Et moi je te déteste :rateau: :love:


----------



## alèm (1 Avril 2005)

j'ai couché avec SMG !  :love:


----------



## Le Gognol (1 Avril 2005)

bonpat a dit:
			
		

> La nouvelle de la mort du Pape Jean-Paul II, vient d'être annoncée sur Radio Vatican à 10h28.


 
Radio Vatican est une bonnne radio...  

'+


----------



## nato kino (1 Avril 2005)

AES-Canal Historique a dit:
			
		

> j'ai couché avec SMG !  :love:



Tant que c'est pas une taupe naine chatertonée au scotch rose candy, j'ai rien contre.


----------



## krystof (1 Avril 2005)

bonpat a dit:
			
		

> La nouvelle de la mort du Pape Jean-Paul II, vient d'être annoncée sur Radio Vatican à 10h28.
> 
> _Alors, toutes les blagues et poissons d'Avril le concernant ne sont pas forcément bienvenues._


_

Le cardinal Ruini appelle les Italiens à prier pour le pape
Le cardinal italien Camillo Ruini, vicaire du pape et chargé d'annoncer la mort du souverain pontife, a invité vendredi les Italiens à prier pour Jean Paul II dont la santé "s'aggrave".
vendredi 01 avril 2005*-*10:48

Le pape Jean Paul II n'est pas dans le coma (Vatican)
Le pape Jean Paul II "n'est pas dans le coma", a déclaré vendredi en milieu de matinée une source autorisée du Vatican.
vendredi 01 avril 2005*-*10:38

Le pape est dans le coma (TV SkyItalia)
Le pape Jean Paul II "est dans le coma", a annoncé vendredi la chaîne italienne d'information continue SkyItalia.
vendredi 01 avril 2005*-*10:27_ 

Vu que ce n'est que contradictions sur contradictions, je pense que l'on a encore un peu de temps pour les blagues, et autres poissons d'avril...


----------



## -lepurfilsdelasagesse- (1 Avril 2005)

krystof a dit:
			
		

> Vu que ce n'est que contradictions sur contradictions, je pense que l'on a encore un peu de temps pour les blagues, et autres poissons d'avril...



Les spéculations et autres paris sont ouverts : le pape et Régnier ont cassé leur pipe.


----------



## nato kino (1 Avril 2005)

-dc- a dit:
			
		

> Les spéculations et autres paris sont ouverts : le pape et Régnier ont cassé leur pipe.



Le commissaire Moulin aussi ?! :affraid:


----------



## bonpat (1 Avril 2005)

nato kino a dit:
			
		

> Le commissaire Moulin aussi ?! :affraid:



ben oui !

Je me souviens d'un proverbe que me disait feu ma grand-mère. C'est du retranscrit par tradition orale au sein de la famille :

"Tant va la pipe au moulin qu'à la fin elle se casse."
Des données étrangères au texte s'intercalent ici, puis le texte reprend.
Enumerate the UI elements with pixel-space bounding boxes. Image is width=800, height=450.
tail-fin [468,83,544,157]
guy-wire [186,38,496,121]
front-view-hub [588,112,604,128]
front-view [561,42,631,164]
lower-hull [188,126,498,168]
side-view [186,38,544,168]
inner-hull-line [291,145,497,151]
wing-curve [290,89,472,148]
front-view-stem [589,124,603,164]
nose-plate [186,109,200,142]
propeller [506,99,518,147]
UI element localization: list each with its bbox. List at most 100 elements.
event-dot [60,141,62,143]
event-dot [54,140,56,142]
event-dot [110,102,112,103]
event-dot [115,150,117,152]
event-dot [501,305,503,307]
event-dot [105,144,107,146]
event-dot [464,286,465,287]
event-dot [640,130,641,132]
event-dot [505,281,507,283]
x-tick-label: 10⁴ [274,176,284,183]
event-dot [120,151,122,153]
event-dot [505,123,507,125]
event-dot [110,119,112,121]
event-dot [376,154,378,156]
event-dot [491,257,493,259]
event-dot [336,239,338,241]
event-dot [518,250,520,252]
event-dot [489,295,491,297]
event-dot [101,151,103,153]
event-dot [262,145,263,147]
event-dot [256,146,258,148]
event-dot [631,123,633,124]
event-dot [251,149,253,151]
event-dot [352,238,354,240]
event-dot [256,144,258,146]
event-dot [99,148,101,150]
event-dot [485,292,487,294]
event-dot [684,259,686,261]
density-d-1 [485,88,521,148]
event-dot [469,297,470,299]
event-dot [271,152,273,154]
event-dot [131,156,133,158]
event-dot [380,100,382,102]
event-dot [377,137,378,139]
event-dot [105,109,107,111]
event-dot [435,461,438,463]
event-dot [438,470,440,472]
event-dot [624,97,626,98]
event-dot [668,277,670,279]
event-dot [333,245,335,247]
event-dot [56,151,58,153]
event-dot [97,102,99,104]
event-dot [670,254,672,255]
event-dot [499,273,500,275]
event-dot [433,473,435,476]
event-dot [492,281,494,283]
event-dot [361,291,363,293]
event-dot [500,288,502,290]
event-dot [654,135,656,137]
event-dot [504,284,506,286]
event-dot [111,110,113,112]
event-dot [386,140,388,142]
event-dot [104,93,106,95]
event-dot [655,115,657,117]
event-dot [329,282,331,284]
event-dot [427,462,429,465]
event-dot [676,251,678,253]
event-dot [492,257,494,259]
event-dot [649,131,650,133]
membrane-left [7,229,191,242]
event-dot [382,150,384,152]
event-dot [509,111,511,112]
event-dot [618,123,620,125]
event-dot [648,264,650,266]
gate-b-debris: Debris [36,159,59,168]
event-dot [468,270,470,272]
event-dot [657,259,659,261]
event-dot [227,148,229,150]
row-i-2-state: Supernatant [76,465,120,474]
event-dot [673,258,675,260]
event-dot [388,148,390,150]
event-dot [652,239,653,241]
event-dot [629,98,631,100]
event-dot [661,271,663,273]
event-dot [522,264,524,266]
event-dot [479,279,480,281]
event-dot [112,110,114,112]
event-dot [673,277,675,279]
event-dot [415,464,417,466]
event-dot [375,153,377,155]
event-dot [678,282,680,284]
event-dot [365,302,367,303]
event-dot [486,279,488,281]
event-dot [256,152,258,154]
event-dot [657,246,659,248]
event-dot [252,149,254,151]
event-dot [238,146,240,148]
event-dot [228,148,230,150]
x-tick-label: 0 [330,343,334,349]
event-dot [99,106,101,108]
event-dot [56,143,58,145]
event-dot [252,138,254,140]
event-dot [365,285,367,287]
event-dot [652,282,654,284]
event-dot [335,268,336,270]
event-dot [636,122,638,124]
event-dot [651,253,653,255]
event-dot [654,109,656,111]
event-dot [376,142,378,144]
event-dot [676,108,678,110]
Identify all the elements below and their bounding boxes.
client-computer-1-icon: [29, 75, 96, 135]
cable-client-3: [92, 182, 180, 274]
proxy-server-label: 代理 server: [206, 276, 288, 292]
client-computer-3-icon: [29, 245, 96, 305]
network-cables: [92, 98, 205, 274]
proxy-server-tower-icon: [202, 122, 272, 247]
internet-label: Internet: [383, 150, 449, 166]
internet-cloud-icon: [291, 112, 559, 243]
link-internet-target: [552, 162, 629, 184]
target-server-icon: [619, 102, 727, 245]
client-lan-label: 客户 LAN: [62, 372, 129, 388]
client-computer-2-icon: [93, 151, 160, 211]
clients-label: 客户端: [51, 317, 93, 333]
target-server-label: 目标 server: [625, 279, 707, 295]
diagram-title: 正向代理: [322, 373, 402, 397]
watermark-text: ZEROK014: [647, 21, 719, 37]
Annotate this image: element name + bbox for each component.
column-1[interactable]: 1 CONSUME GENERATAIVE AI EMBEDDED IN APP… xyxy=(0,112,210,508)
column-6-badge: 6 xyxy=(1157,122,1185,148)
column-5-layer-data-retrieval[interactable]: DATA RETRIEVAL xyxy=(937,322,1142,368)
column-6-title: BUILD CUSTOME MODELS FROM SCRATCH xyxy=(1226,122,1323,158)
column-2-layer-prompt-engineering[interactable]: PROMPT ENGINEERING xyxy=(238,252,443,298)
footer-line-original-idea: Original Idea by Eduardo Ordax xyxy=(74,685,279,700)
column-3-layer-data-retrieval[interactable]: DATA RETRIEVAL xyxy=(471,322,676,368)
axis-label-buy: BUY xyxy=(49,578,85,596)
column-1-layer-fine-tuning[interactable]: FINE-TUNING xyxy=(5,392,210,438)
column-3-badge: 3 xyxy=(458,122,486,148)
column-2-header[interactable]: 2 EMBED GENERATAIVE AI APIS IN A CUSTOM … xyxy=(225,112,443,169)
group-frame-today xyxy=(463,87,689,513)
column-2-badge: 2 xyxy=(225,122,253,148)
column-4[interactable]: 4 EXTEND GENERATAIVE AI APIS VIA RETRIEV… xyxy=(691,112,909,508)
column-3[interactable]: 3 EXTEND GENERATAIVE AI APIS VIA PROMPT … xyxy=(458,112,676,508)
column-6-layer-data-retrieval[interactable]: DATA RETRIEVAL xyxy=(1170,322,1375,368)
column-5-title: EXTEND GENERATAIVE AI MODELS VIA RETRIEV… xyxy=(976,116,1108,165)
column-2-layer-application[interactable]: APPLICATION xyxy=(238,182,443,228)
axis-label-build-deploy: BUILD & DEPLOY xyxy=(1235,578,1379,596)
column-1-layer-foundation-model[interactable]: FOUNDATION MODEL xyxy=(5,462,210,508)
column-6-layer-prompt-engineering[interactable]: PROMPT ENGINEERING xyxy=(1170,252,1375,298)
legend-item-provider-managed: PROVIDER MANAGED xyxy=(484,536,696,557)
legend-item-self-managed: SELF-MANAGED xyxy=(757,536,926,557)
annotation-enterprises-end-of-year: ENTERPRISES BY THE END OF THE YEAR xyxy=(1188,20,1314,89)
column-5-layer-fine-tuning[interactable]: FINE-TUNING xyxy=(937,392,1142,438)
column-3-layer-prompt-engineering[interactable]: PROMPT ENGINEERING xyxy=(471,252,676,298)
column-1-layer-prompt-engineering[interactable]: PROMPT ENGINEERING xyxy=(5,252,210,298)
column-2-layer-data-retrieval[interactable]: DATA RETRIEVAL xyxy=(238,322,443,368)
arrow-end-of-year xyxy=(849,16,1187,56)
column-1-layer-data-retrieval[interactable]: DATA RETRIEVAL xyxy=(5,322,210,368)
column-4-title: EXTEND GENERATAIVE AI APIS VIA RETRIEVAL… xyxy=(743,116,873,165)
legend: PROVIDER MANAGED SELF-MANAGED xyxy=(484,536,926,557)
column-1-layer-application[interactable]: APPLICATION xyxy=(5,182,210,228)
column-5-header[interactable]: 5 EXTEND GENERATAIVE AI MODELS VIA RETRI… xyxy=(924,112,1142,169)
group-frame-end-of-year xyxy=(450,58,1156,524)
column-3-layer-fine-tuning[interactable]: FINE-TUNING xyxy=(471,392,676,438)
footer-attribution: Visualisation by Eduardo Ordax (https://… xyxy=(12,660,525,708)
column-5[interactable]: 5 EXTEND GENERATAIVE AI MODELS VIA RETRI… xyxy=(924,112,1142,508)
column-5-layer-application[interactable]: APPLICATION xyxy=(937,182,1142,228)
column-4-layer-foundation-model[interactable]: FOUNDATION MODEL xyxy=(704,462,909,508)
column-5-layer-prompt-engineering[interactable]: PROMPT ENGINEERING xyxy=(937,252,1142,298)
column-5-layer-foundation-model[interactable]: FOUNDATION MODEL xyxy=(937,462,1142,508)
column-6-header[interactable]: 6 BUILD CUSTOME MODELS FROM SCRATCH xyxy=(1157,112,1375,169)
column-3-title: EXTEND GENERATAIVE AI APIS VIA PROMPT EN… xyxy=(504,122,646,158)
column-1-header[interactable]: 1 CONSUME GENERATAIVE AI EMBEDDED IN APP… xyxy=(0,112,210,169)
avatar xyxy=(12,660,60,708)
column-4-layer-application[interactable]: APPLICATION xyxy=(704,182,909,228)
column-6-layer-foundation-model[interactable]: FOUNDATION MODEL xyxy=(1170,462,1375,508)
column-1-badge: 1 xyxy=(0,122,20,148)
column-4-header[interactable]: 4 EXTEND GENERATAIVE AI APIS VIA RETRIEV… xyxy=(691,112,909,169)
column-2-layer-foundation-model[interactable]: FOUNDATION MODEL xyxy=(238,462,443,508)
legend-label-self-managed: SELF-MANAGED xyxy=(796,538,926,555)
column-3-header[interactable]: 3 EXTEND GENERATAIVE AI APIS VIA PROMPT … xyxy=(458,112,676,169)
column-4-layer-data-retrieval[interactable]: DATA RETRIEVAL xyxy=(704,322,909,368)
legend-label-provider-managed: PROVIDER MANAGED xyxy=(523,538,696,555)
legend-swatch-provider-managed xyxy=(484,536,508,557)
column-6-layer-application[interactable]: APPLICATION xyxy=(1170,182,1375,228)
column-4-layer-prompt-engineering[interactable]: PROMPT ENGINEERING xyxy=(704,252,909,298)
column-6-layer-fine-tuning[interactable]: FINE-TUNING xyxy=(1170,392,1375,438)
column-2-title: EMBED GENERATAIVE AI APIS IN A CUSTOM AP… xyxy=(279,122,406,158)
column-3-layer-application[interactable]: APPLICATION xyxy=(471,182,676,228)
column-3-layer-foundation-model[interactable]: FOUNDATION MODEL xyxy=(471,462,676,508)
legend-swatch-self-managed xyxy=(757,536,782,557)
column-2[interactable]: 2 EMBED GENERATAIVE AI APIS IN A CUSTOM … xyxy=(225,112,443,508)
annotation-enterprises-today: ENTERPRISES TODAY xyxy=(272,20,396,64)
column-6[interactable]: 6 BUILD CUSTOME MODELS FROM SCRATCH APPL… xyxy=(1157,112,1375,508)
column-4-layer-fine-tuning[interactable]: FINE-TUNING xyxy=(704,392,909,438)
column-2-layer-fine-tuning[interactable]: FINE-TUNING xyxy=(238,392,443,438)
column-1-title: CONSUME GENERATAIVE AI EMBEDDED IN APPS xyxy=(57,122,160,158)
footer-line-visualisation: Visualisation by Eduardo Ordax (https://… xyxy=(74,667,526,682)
Ca doit bien avoir un rapport ?


----------



## nato kino (1 Avril 2005)

si c'est pas malheureux ça... Casser des pipes, à son âge... La pov' mémé !! :affraid:  :rateau:


----------



## aricosec (1 Avril 2005)

*FICELLE* m'a livré le viel ecran qu'il m'avait promis il y a 10 ans  
 
 
.


----------



## ficelle (1 Avril 2005)

aricosec a dit:
			
		

> *FICELLE* m'a livré le viel ecran qu'il m'avait promis il y a 10 ans
> 
> 
> .



enfin une bonne vanne !  :love:


----------



## Berthold (1 Avril 2005)

Georges Bush a accepté de signer la convention de Kyoto.


----------



## Fab'Fab (1 Avril 2005)

Finalement, je ne divorce plus et je me remets avec ma femme 
	

	
	
		
		

		
		
	


	









Comment ça c'est pas crédible?


----------



## Juste en passant (1 Avril 2005)

Steve Jobs quitte Apple ....


----------



## Anonyme (1 Avril 2005)

Le pape va bien


----------



## steinway (1 Avril 2005)

cmove a dit:
			
		

> Non ça c'est plutôt vrai



plutot


----------



## Jc Milhet (1 Avril 2005)

-dc- a dit:
			
		

> Les modos encouragent le flood



ça deviendrait vite le souk mais Global aurait 77000 post.....


----------



## Amok (1 Avril 2005)

SonnyBoy et Supermoquette sont acteurs dans "Les choristes". Rôle acquis facilement car ils chantent tous les dimanches dans la chorale de leur paroisse.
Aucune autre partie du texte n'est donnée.